The accident-prone MiG’s have been crashing repeatedly and have been termed “flying coffins” by several defense experts as they have been living way past their lives but due to depleting squadrons numbers of fighter planes, IAF continues to operate around 100+ upgraded Mig-21Bis that were manufactured in the mid-’80s since they are yet to complete their Total Calendar Life or Total Technical Life.

Since 2000, IAF has lost around 82 Mig-21 variants alone contributing to 53% of all crashes that were recorded in this period for the fighter jets in the IAF and more than 400 MiG 21s have crashed since the 1970s and many of them were due to technical snags. Due to its accident-prone nature of the Mig-21, IAF now has restricted these jets to be flown by senior-ranked pilots in the force. In the second crash that happened in March this year, Group Captain Ashish Gupta who was posted with the Tactics and Air Combat Development Establishment where fighter pilots are given operational training lost his life in Mig-21 crash.

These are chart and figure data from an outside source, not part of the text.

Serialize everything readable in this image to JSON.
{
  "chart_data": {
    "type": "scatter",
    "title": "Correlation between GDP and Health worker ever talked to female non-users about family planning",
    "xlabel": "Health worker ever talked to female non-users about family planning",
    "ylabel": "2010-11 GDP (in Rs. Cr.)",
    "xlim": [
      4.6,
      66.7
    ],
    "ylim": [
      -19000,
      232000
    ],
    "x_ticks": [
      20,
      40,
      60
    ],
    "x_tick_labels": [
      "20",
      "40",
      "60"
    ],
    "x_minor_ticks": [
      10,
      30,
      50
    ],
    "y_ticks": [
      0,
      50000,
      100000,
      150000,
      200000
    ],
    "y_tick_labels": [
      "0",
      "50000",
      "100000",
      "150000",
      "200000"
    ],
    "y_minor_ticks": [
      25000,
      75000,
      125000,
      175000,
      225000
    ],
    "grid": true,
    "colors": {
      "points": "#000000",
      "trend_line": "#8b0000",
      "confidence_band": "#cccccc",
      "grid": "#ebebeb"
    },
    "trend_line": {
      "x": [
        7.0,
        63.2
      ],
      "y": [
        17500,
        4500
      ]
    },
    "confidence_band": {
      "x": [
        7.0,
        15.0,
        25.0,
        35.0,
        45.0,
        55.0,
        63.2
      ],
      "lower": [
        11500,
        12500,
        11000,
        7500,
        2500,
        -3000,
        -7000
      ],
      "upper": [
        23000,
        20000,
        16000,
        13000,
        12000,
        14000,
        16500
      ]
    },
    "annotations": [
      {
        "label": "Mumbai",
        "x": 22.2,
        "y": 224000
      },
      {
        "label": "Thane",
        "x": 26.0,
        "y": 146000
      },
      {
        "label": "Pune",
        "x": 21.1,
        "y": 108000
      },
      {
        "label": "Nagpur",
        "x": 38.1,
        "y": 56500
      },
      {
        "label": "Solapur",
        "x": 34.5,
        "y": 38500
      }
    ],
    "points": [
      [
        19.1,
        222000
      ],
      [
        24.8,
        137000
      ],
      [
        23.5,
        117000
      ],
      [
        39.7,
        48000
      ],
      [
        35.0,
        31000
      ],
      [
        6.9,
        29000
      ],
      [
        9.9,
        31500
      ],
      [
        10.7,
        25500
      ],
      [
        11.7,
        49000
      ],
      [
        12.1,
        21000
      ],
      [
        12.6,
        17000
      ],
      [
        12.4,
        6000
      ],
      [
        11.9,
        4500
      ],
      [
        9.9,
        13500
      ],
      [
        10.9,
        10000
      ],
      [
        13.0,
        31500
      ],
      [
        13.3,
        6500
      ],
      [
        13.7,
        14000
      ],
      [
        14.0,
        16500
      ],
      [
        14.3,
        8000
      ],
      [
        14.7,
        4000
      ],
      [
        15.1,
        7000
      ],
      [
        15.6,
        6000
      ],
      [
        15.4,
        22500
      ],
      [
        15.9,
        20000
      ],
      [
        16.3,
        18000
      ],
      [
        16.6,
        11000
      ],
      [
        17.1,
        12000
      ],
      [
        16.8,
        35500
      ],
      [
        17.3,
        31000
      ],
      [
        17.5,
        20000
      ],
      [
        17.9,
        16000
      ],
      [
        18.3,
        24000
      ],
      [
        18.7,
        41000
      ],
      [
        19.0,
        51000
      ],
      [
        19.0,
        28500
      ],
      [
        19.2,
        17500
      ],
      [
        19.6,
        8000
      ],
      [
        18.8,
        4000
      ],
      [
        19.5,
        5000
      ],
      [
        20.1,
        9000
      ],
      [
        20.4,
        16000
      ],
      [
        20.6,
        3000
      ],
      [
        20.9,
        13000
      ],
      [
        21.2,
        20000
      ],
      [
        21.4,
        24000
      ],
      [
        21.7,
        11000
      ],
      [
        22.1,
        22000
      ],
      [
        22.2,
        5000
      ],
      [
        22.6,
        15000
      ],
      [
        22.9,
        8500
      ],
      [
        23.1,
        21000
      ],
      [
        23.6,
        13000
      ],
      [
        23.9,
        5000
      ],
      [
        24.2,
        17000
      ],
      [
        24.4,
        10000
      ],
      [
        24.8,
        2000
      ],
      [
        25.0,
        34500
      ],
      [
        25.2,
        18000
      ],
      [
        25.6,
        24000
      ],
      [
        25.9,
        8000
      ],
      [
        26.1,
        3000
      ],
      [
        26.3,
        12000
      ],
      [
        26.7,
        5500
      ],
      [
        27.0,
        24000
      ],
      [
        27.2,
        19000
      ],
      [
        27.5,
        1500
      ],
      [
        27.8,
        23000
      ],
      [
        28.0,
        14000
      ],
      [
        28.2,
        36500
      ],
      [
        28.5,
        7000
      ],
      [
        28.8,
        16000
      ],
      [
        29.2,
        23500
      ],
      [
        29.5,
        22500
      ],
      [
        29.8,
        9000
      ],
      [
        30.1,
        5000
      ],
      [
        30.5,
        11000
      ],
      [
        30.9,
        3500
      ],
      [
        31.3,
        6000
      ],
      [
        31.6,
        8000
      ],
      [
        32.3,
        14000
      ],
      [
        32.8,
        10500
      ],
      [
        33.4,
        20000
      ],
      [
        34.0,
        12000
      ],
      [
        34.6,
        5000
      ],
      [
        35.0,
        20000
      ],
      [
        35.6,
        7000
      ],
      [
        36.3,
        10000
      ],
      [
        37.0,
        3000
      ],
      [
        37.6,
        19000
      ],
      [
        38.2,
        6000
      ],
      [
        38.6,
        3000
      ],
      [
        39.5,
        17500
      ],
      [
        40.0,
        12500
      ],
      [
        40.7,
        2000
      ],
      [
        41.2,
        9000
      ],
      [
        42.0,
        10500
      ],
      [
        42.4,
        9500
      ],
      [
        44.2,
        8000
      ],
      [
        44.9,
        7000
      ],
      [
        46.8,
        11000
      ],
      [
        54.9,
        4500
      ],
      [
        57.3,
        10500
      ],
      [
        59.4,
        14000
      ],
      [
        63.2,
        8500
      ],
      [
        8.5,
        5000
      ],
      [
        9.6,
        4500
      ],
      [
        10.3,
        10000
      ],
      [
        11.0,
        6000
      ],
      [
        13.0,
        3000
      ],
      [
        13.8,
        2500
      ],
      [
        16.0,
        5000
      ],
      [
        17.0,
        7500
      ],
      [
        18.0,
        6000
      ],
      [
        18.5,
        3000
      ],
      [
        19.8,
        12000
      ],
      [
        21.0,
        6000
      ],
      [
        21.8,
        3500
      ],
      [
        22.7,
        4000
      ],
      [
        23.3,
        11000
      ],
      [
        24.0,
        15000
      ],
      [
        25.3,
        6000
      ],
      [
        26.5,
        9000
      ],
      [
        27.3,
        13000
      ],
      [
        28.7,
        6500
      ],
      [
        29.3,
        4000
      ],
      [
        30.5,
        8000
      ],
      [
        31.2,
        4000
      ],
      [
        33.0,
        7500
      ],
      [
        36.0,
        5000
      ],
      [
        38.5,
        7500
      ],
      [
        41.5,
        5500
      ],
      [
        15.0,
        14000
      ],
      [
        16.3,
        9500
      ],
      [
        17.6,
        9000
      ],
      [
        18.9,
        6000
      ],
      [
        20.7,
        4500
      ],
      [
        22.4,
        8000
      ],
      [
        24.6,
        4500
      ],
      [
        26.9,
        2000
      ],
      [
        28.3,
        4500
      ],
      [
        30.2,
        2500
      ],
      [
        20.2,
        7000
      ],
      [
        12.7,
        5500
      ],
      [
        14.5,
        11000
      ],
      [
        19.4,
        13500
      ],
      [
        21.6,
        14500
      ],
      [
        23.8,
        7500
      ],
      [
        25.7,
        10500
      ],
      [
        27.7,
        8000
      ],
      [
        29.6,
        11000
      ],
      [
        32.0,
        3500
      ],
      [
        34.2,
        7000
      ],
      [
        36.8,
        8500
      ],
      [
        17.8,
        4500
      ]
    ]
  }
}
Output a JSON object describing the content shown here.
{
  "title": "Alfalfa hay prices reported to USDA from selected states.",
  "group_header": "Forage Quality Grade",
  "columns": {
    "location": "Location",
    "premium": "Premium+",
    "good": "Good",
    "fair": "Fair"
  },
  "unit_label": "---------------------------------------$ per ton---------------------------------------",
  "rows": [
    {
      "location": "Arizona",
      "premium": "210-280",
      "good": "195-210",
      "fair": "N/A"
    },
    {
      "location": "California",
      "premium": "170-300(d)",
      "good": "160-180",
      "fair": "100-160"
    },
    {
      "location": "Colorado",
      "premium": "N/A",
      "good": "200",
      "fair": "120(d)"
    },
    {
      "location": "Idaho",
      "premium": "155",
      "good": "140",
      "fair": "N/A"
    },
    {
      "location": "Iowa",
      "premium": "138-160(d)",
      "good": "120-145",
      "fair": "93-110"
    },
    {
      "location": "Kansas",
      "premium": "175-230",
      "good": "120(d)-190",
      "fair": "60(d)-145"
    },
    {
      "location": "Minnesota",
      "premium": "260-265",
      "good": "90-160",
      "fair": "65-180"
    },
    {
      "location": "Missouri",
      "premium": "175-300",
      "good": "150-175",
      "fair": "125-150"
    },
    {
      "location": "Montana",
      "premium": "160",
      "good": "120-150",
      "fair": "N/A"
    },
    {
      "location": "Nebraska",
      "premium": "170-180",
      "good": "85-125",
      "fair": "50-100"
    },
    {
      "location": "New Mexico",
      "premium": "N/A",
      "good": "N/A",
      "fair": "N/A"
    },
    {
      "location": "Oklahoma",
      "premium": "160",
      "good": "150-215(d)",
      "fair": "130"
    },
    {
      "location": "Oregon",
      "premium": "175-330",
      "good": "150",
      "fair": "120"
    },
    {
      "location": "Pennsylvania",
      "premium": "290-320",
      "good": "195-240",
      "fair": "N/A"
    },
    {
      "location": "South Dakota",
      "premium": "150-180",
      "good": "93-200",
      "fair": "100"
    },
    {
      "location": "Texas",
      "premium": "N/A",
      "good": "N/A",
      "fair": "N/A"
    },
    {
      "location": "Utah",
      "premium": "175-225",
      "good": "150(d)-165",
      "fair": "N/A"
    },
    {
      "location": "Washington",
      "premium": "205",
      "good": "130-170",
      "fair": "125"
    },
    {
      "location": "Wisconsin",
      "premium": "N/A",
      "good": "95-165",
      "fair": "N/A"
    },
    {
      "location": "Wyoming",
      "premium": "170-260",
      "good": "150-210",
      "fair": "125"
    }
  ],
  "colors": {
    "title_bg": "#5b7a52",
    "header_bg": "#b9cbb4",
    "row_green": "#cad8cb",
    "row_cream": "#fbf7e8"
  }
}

Loss of trained manpower that too with years of flying hours behind them is a loss that can’t be replaced easily and yet IAF continues to fly them. MiG 21s will soon be replaced with Light Combat multirole Tejas aircraft, which is being designed indigenously and developed by HAL (Hindustan Aeronautics Limited) but slow ordering process and lack of production capability mean, IAF will be limited to just 2 squadrons of Tejas Mk1 before upgraded Tejas Mk1A starts arriving in 2024 in large numbers, but still it will take another 5-6 years before HAL can deliver all 83 jets that were ordered recently.

IAF in hopes of not jeopardizing its Rafale obsession delayed procurement of Tejas Mk1A and gave priority to the procurement of 36 Rafale when for the same price, IAF could have got close to 100 Tejas that could have replaced all the Mig-21s that it continues to fly due to lack of its replacement a few years ago.